Никита понял так, что до смерти Александра революция в России невозможна. И это его никак не устраивало. Александр еще молод и вполне может править еще лет сорок-пятьдесят. Это сколько ж лет будет ему, Никите Муравьеву через сорок лет? Пятьдесят девять! Уже глубокий старик. Зачем ему в таком возрасте будет революция?

Чтобы скрыть свое разочарование, Никита спросил:

– Скажите, мсье Сийес, а правду говорят, что мозгом революции были вы?

– Скорее я был орудием мозга. Хотя… нас всех можно назвать орудиями мозга. Ладно, засиделся я у вас, герцог. Мне пора.

Когда Сийес ушел, Муравьев спросил Коленкура:

– Вот вы говорили, ваша светлость, что Сийес был серым кардиналом революции…

– Я говорил, что есть такие слухи.

– Пусть слухи. Но не на пустом месте же они возникли… Мне интересно, как такое вообще было возможно? Ведь ему во время революции было лет 13-15.

– Ха-ха, – рассмеялся Коленкур, – с чего вы так решили?

– Ему сейчас около сорока, по крайней мере, он не старше вас. Минусуем 26 лет с момента революции получаем 13.

– Ему 67 лет.

Эти слова произвели на юношу ошеломляющее впечатление. Он знал, как выглядят люди за шестьдесят. Это глубокие старики с седыми волосами и потухшим взглядом. Даже пятидесятилетние выглядели гораздо хуже Сийеса.

– Но как такое возможно?! – выразил он свои сомнения.

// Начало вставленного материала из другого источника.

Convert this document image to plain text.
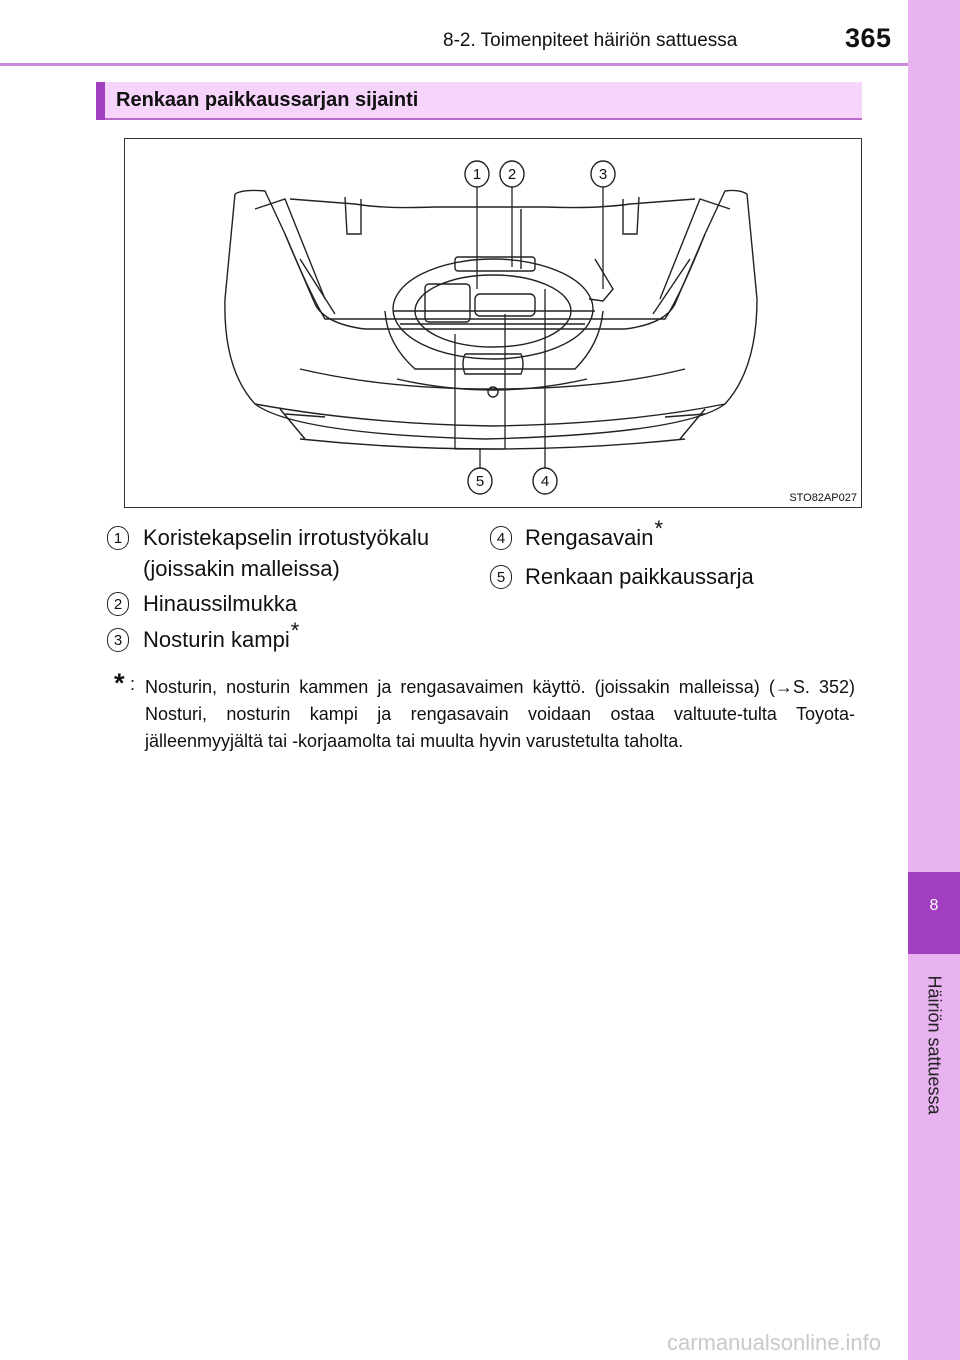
8-2. Toimenpiteet häiriön sattuessa	365
8
Häiriön sattuessa
Renkaan paikkaussarjan sijainti
1 2	3
4
5
STO82AP027
1 Koristekapselin irrotustyökalu
(joissakin malleissa)
2 Hinaussilmukka
3 Nosturin kampi*
4 Rengasavain*
5 Renkaan paikkaussarja
* : Nosturin, nosturin kammen ja rengasavaimen käyttö. (joissakin malleissa) (→S. 352) Nosturi, nosturin kampi ja rengasavain voidaan ostaa valtuute-tulta Toyota-jälleenmyyjältä tai -korjaamolta tai muulta hyvin varustetulta taholta.
carmanualsonline.info
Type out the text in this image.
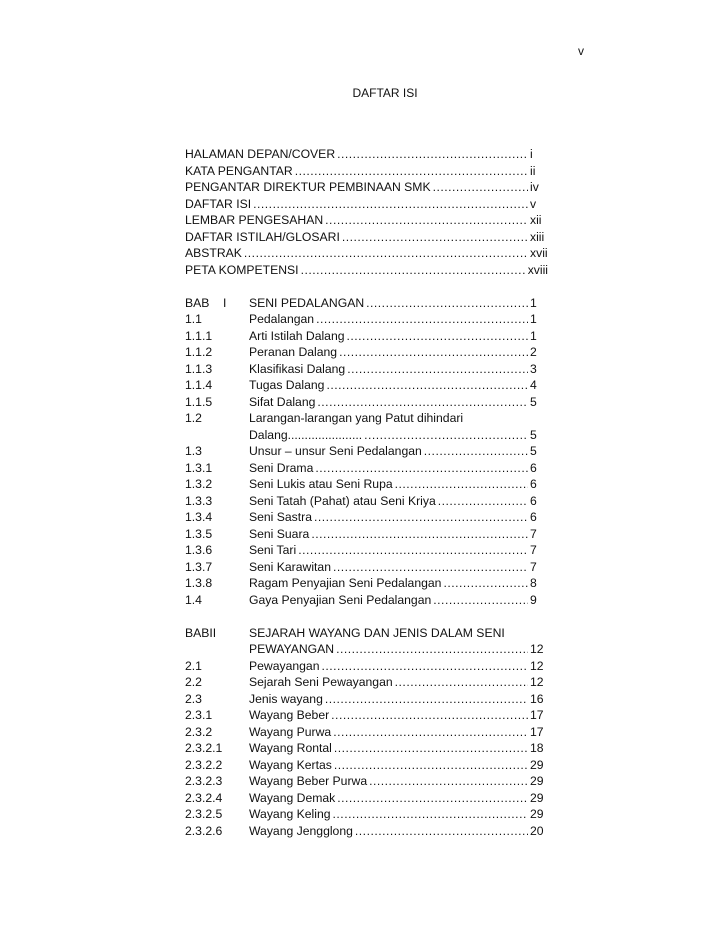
v
DAFTAR ISI
HALAMAN DEPAN/COVER .....	i
KATA PENGANTAR .....	ii
PENGANTAR DIREKTUR PEMBINAAN SMK .....	iv
DAFTAR ISI .....	v
LEMBAR PENGESAHAN .....	xii
DAFTAR ISTILAH/GLOSARI .....	xiii
ABSTRAK .....	xvii
PETA KOMPETENSI .....	xviii
BAB	I SENI PEDALANGAN .....	1
1.1	Pedalangan .....	1
1.1.1	Arti Istilah Dalang .....	1
1.1.2	Peranan Dalang .....	2
1.1.3	Klasifikasi Dalang .....	3
1.1.4	Tugas Dalang .....	4
1.1.5	Sifat Dalang .....	5
1.2	Larangan-larangan yang Patut dihindari
Dalang...................... .....	5
1.3	Unsur – unsur Seni Pedalangan .....	5
1.3.1	Seni Drama .....	6
1.3.2	Seni Lukis atau Seni Rupa .....	6
1.3.3	Seni Tatah (Pahat) atau Seni Kriya .....	6
1.3.4	Seni Sastra .....	6
1.3.5	Seni Suara .....	7
1.3.6	Seni Tari .....	7
1.3.7	Seni Karawitan .....	7
1.3.8	Ragam Penyajian Seni Pedalangan .....	8
1.4	Gaya Penyajian Seni Pedalangan .....	9
BAB II	SEJARAH WAYANG DAN JENIS DALAM SENI
PEWAYANGAN .....	12
2.1	Pewayangan .....	12
2.2	Sejarah Seni Pewayangan .....	12
2.3	Jenis wayang .....	16
2.3.1	Wayang Beber .....	17
2.3.2	Wayang Purwa .....	17
2.3.2.1	Wayang Rontal .....	18
2.3.2.2	Wayang Kertas .....	29
2.3.2.3	Wayang Beber Purwa .....	29
2.3.2.4	Wayang Demak .....	29
2.3.2.5	Wayang Keling .....	29
2.3.2.6	Wayang Jengglong .....	20
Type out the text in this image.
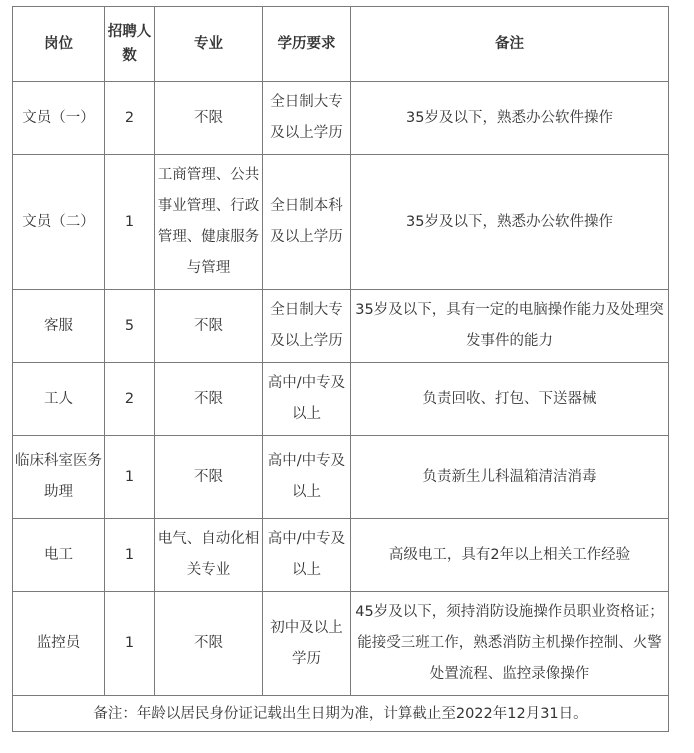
岗位	招聘人数	专业	学历要求	备注
文员（一）	2	不限	全日制大专及以上学历	35岁及以下，熟悉办公软件操作
文员（二）	1	工商管理、公共事业管理、行政管理、健康服务与管理	全日制本科及以上学历	35岁及以下，熟悉办公软件操作
客服	5	不限	全日制大专及以上学历	35岁及以下，具有一定的电脑操作能力及处理突发事件的能力
工人	2	不限	高中/中专及以上	负责回收、打包、下送器械
临床科室医务助理	1	不限	高中/中专及以上	负责新生儿科温箱清洁消毒
电工	1	电气、自动化相关专业	高中/中专及以上	高级电工，具有2年以上相关工作经验
监控员	1	不限	初中及以上学历	45岁及以下，须持消防设施操作员职业资格证；能接受三班工作，熟悉消防主机操作控制、火警处置流程、监控录像操作
备注：年龄以居民身份证记载出生日期为准，计算截止至2022年12月31日。				
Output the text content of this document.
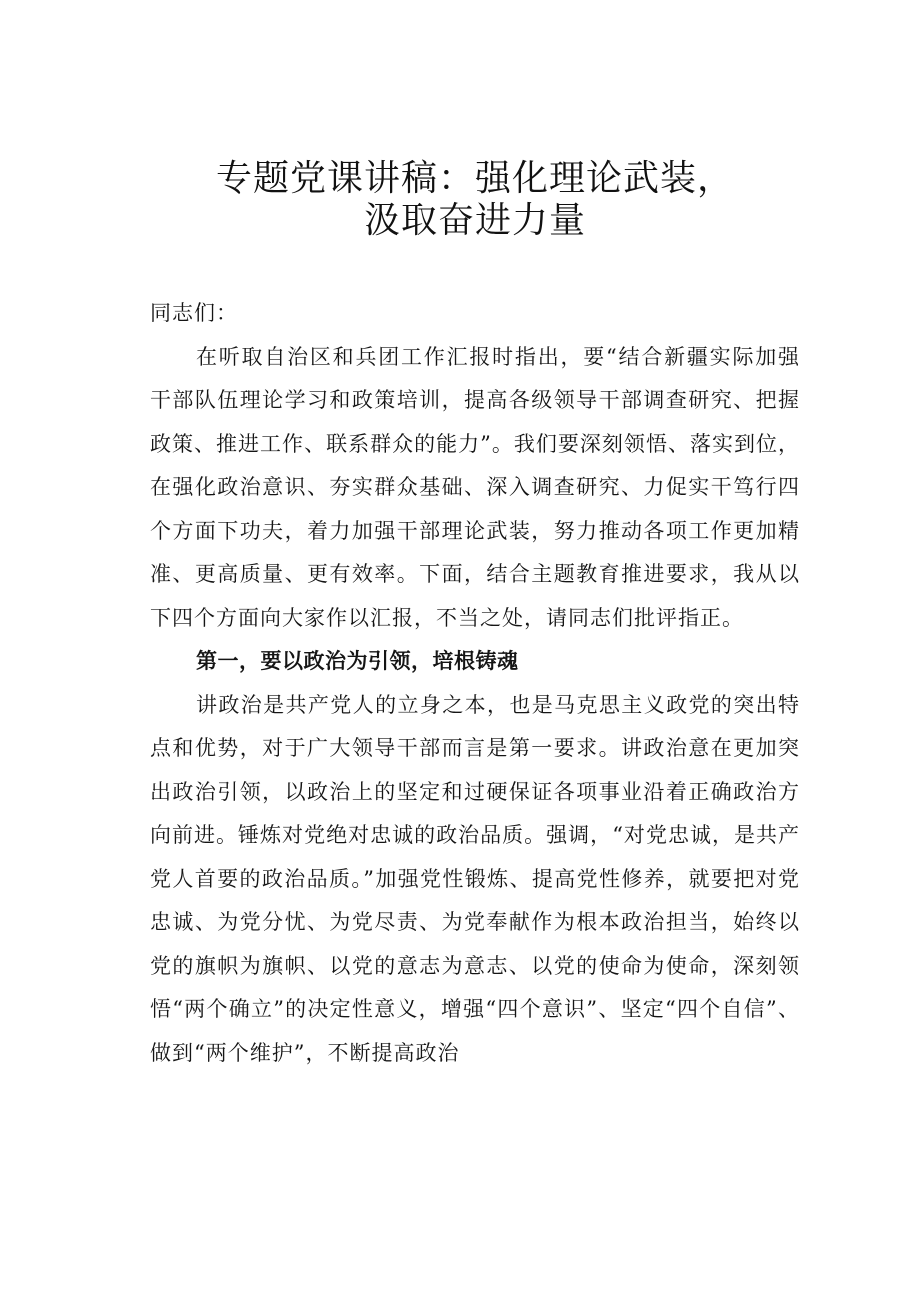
专题党课讲稿：强化理论武装，
汲取奋进力量

同志们：

在听取自治区和兵团工作汇报时指出，要“结合新疆实际加强干部队伍理论学习和政策培训，提高各级领导干部调查研究、把握政策、推进工作、联系群众的能力”。我们要深刻领悟、落实到位，在强化政治意识、夯实群众基础、深入调查研究、力促实干笃行四个方面下功夫，着力加强干部理论武装，努力推动各项工作更加精准、更高质量、更有效率。下面，结合主题教育推进要求，我从以下四个方面向大家作以汇报，不当之处，请同志们批评指正。

第一，要以政治为引领，培根铸魂

讲政治是共产党人的立身之本，也是马克思主义政党的突出特点和优势，对于广大领导干部而言是第一要求。讲政治意在更加突出政治引领，以政治上的坚定和过硬保证各项事业沿着正确政治方向前进。锤炼对党绝对忠诚的政治品质。强调，“对党忠诚，是共产党人首要的政治品质。”加强党性锻炼、提高党性修养，就要把对党忠诚、为党分忧、为党尽责、为党奉献作为根本政治担当，始终以党的旗帜为旗帜、以党的意志为意志、以党的使命为使命，深刻领悟“两个确立”的决定性意义，增强“四个意识”、坚定“四个自信”、做到“两个维护”，不断提高政治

– Говорят, он продал душу дьяволу за возможность не стареть.


***


Наполеона с его небольшой свитой высадили в порту Джеймстауна – главного и единственного города на острове Святой Елены. Этот, продуваемый всеми ветрами, скалистый остров, расположенный в южной части тропической Атлантики, был собственностью Ост-Индской компании. Через него проходил торговый путь в Индию из Европы в обход Африки. На острове корабли компании пополняли запасы воды и продовольствия, высаживали больных матросов, забирали выздоровевших.

Джеймстаун, прибрежный городок в несколько сотен домов, был расположен в ущелье и защищен от ветров с трех сторон. Его скалистая бухта не позволяла швартоваться у причала кораблям с большой осадкой. Лишь лодки, да плоскодонные боты могли подойти к берегу. Остальные суда бросали якоря в полумиле от береговой линии.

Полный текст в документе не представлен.